Coupling Remote Sensing with a Process Model for the Simulation of
Rangeland Carbon Dynamics
Abstract
Rangelands provide significant environmental benefits through many
ecosystem services, which may include soil organic carbon (SOC)
sequestration. However, quantifying SOC stocks and monitoring carbon (C)

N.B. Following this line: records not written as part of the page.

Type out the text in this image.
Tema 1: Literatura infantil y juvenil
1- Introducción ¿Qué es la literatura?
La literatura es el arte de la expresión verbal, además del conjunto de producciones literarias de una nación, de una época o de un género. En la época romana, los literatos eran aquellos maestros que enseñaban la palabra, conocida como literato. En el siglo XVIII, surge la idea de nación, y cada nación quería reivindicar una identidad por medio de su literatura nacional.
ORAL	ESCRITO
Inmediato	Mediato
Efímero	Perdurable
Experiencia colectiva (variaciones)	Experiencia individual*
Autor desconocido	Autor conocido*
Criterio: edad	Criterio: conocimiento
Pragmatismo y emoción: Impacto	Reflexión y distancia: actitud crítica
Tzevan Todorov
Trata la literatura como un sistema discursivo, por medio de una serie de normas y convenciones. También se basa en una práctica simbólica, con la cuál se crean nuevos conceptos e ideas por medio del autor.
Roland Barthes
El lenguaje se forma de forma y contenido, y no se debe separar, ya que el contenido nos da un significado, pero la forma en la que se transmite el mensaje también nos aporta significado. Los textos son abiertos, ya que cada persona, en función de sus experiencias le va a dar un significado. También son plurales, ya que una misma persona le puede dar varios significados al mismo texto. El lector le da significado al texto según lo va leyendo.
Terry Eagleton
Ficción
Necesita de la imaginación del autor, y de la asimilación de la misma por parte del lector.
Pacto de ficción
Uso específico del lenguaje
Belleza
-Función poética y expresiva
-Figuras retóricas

fluxes in rangelands are challenging due to the considerable spatial and
temporal variability tied to rangeland C dynamics, as well as limited
data availability. We developed a Rangeland Carbon Tracking and
Management (RCTM) system to track long-term changes in SOC and ecosystem
C fluxes by leveraging remote sensing inputs and environmental variable
datasets with algorithms representing terrestrial C-cycle processes.
Bayesian calibration was conducted using quality-controlled C flux
datasets obtained from 61 Ameriflux and NEON flux tower sites from
Western and Midwestern U.S. rangelands, to parameterize the model
according to dominant vegetation classes (perennial and/or annual grass,
grass-shrub mixture, and grass-tree mixture). The resulting RCTM system
produced higher model accuracy for estimating annual cumulative gross
primary productivity (GPP) (R2 > 0.6, RMSE < 390
g C m-2) than net ecosystem exchange of CO2 (NEE) (R2 >
0.4, RMSE < 180 g C m-2), and captured the spatial variability
of surface SOC stocks with R2 = 0.6 when validated against SOC
measurements across 13 NEON sites. Our RCTM simulations indicated
slightly enhanced SOC stocks during the past decade, which is mainly
driven by an increase in precipitation. Regression analysis identified
slope, soil texture, and climate factors as the main controls on
model-predicted C sequestration rate. Future efforts to refine the RCTM
system will benefit from long-term network-based monitoring of rangeland
vegetation biomass, C fluxes, and SOC stocks.